Monday, March 10, 2014

Mashed Bottle Gourd's Skin (লাউ এর খোসা ভর্তা)

  1. Bottle-gourd skin - Peeled from around 1 & 1/2 lb bottle gourd 
  2. Green chili- 3
  3. Onion (chopped)- 2 Tbs
  4. turmeric powder- 1 pinch
  5. Cumin powder- 1/2 ts
  6. Salt- 1/2 ts to taste
  7. Egg- 1 (if you want you can skip it)
  8. Coriander leaf (chopped) - 1 Tbs
  9. Oil- 1/2 Tbs
  1. Take some water in a pan, put the bottle-gourd skin, the green chili and salt in it and boil them until the skin become soft. Then turn off the heat and keep it aside to cool down.
  2. Then make paste of the boiled skin and green chili using a mortar & pestle or a chopper.
  3. Heat the oil  in a pan. Add the chopped onion and fry them until they become soft. Then add the paste, cumin powder and stir them to mix.
  4. Fry them for 2 minutes, then add the egg and stir continuously to mix the egg with the paste (if you want to skip egg, discard this procedure.).
  5. Fry the whole mixture until all the water evaporates from it.

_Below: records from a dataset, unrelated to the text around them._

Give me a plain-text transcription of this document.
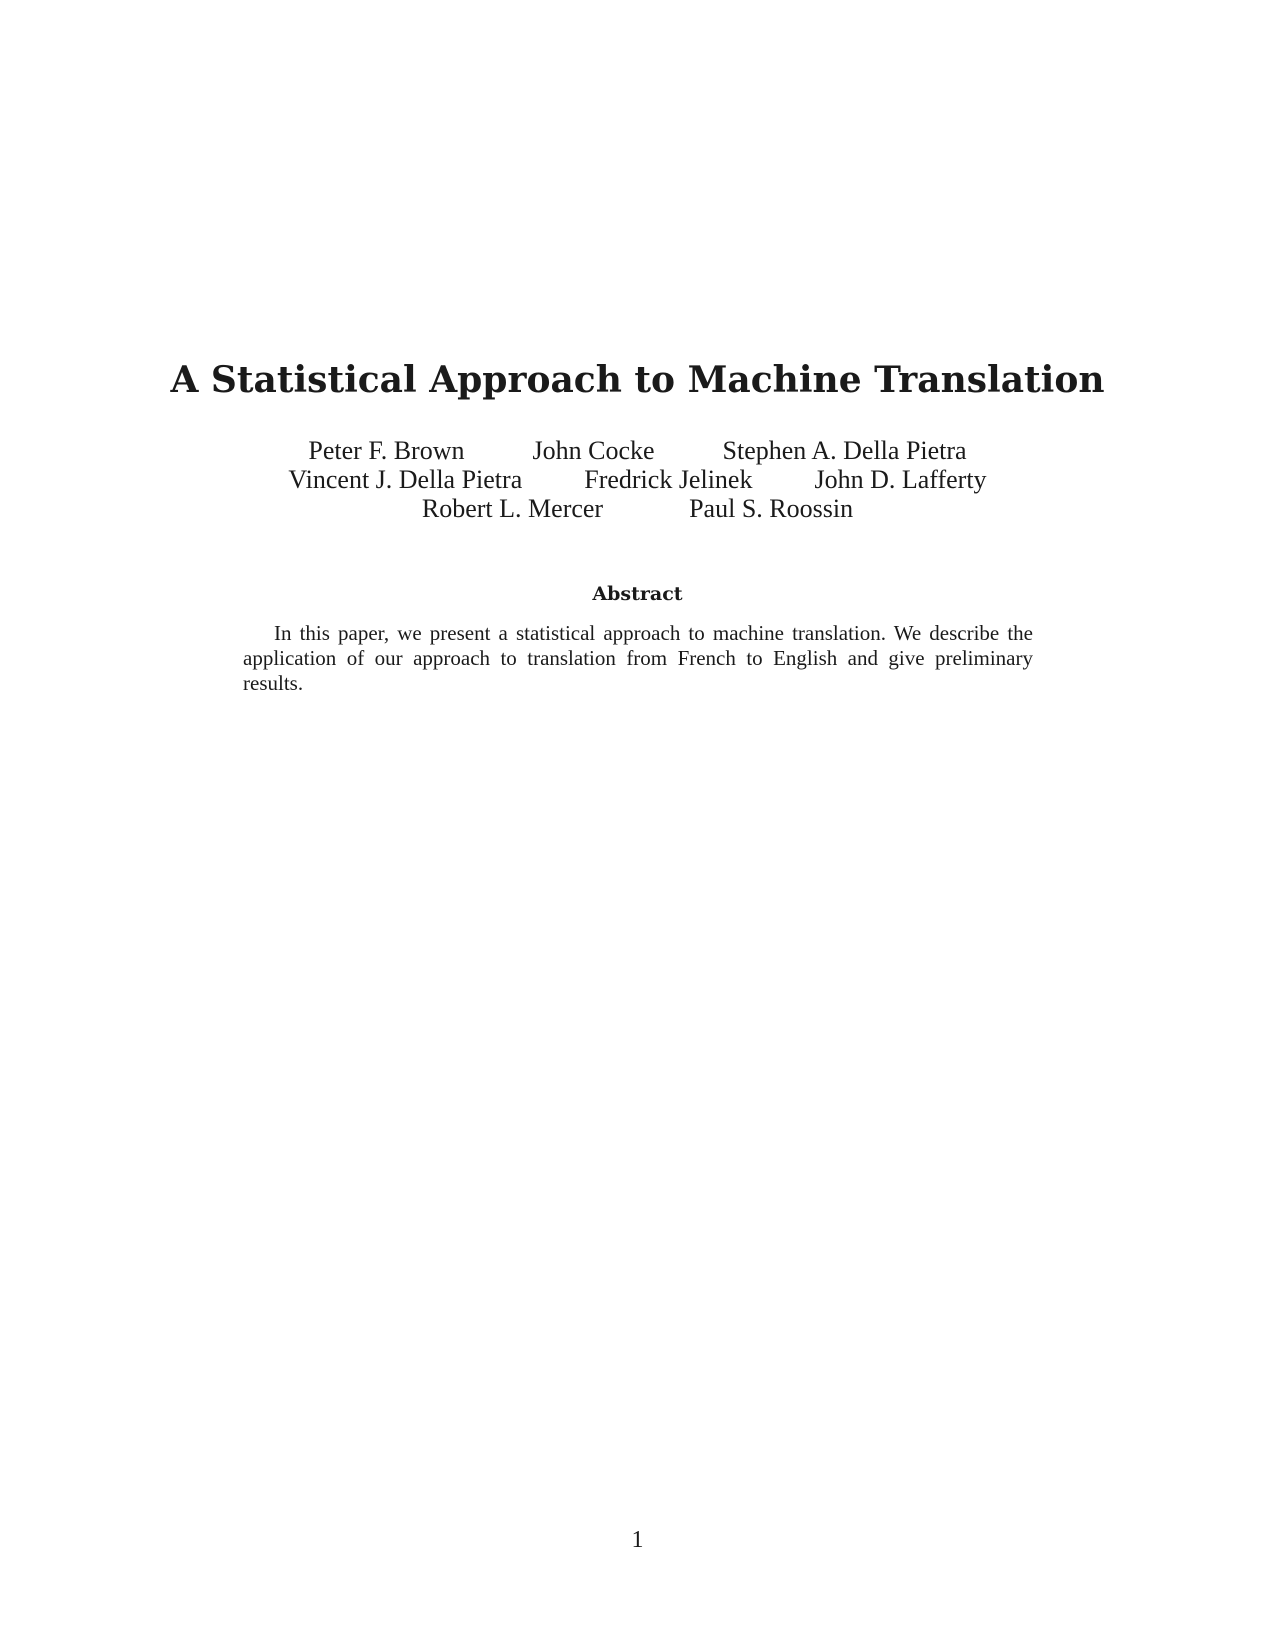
A Statistical Approach to Machine Translation
Peter F. Brown	John Cocke	Stephen A. Della Pietra
Vincent J. Della Pietra Fredrick Jelinek John D. Lafferty
Robert L. Mercer	Paul S. Roossin
Abstract

In this paper, we present a statistical approach to machine translation. We describe the application of our approach to translation from French to English and give preliminary results.

1
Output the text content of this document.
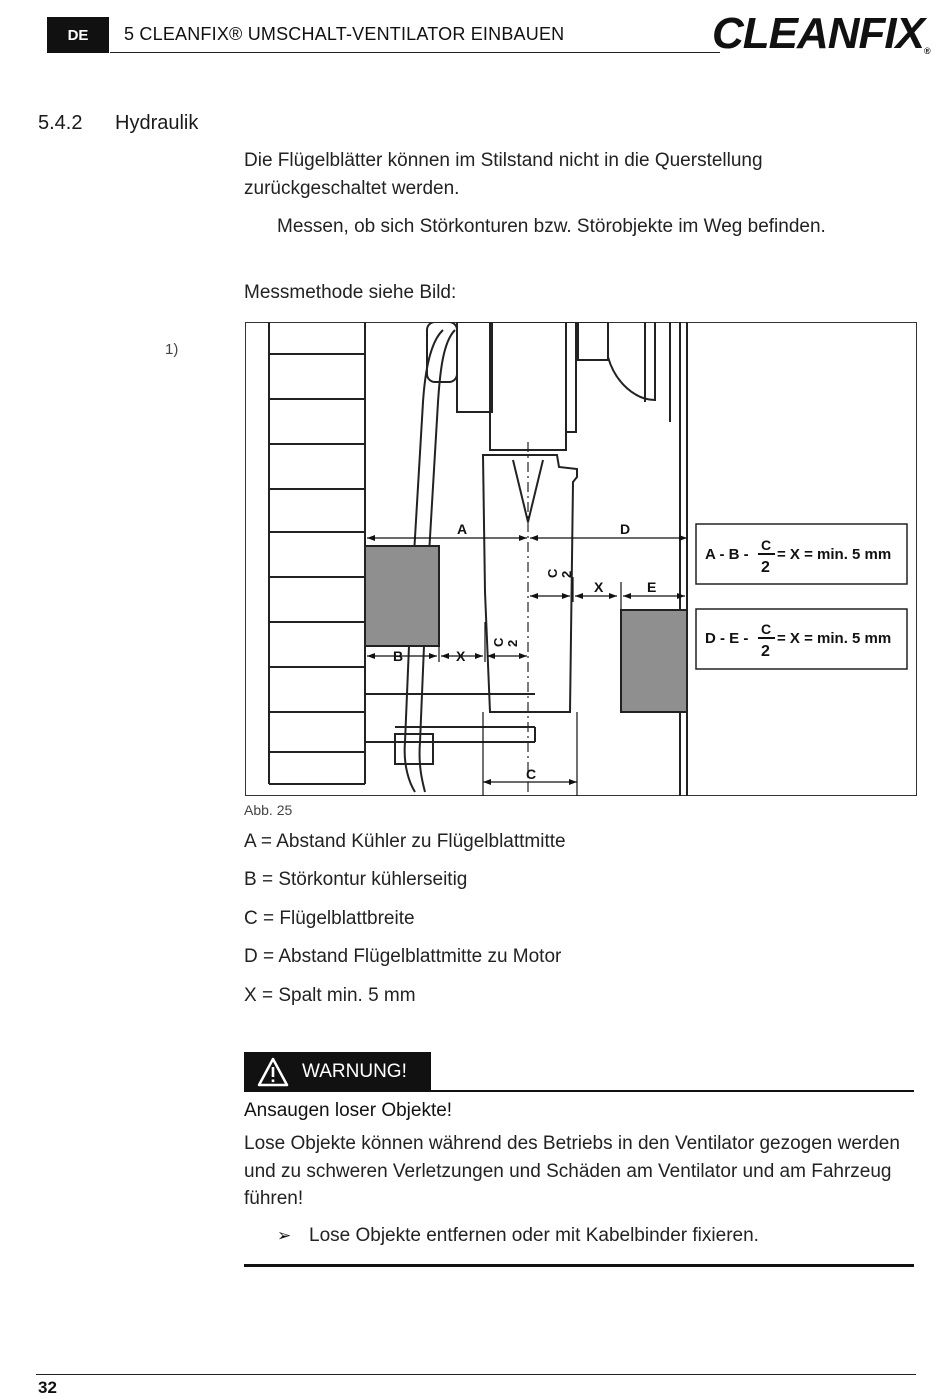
DE	5 CLEANFIX® UMSCHALT-VENTILATOR EINBAUEN	CLEANFIX®
5.4.2 Hydraulik
Die Flügelblätter können im Stilstand nicht in die Querstellung zurückgeschaltet werden.
Messen, ob sich Störkonturen bzw. Störobjekte im Weg befinden.
Messmethode siehe Bild:
1)
A	D
B	X
X	E
C
C 2
C 2
A - B -
C
2
= X = min. 5 mm
D - E -
C
2
= X = min. 5 mm
Abb. 25
A = Abstand Kühler zu Flügelblattmitte
B = Störkontur kühlerseitig
C = Flügelblattbreite
D = Abstand Flügelblattmitte zu Motor
X = Spalt min. 5 mm
WARNUNG!
Ansaugen loser Objekte!
Lose Objekte können während des Betriebs in den Ventilator gezogen werden und zu schweren Verletzungen und Schäden am Ventilator und am Fahrzeug führen!
➢ Lose Objekte entfernen oder mit Kabelbinder fixieren.
32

Then spread the chopped coriander leaf and turn off the heat.
  6. Enjoy the mashed bottle-gourd skin with white rice. 

Mashed Tomato (টমেটো ভর্তা)

  1. Tomato - 2 medium size
  2. Green chili - 3-4
  3. Onion (chopped)- 2 Tbs
  4. Salt- 1/2 ts or to taste
  5. Mustard oil- 1 ts +  1 ts
  6. Coriander leaf (chopped)- 1 Tbs (optional)
  1. Rub some oil on the tomatoes and put it on a pan in a medium heat. Let the tomato to become soft (remember to stir the tomatoes occasionally ). If you want you can cover the pan. 
  2. When the tomatoes become soft take them out on a plate and let them cool.
  3. Now take the green chili on a pan and dry roast them in a medium heat until the chilies become soft and little burn.
  4. Then carefully remove the skin of the tomatoes, take them on a bowl, add the dry roasted green chili, chopped onion, chopped coriander leaf, salt and mustard oil; and mashed them smoothly by hand or with a spoon (if you want you can use a chopper to mash them).
  5. Enjoy the mashed tomato with white rice.

Mashed Chili (মরিচ ভর্তা)

  1. Green chili- 12-15 pieces
  2. Onion (chopped) - 2 Tbs
  3. Salt- 1/2 ts or to taste
  4. Mustard oil- 1/2 ts
  1. Dry roast the green chili on a pan until they become soft and burn; and then let them cool down.
  2. Take the roasted chili, chopped onion, salt and mustard oil in a bowl and mashed properly with a spoon or hand. If you want you can use a chopper to mashed the chilies.
  3. Enjoy with plain rice or khicuri.

Monday, March 3, 2014

Cauliflower Fry (ফুলকপি ভাজি)

  1. Cauliflower (cut in small size pieces)- 2 cups
  2. Black cumin- 1/4 ts
  3. Whole red chili- 2 pieces
  4. Onion (chopped)- 2 Tbs
  5. Grated garlic- 1 ts
  6. Grated ginger- 1 ts
  7. Green chili (chopped)- 1 Tbs
  8. Turmeric powder- 1/4 ts
  9. Cumin powder- 1/4 ts
  10. Salt- 1/2 ts or to taste
  11. Tomato sauce- 1 & 1/2 Tbs
  12. Soy sauce- 1 Tbs
  13. Coriander leaf (chopped)- 1 Tbs
  14. Oil- 3 Tbs
  1. Heat oil in a pan. When oil is heated enough add the black cumin and whole red chili and let them temper for few seconds. 
  2. Add the grated garlic and ginger and fry them for another few seconds. Then add the chopped onion and fry them for around 1/2 minute.
  3. Then add the cauliflower, chopped green chili, salt, turmeric powder and cumin powder; and stir them carefully to mix them well. Let them cook for around 5-6 minutes (remember to stir occasionally)
  4. When cauliflower looks half done, add the tomato sauce and soy sauce; and mix them.
  5. Then cover the pan and let them cook for around 3-4 minutes or until the cauliflower become soft.
  6. Spread the chopped coriander leaf on the top and turn off the heat.
  7. Enjoy the cauliflower fry with plain rice or ruti or parata.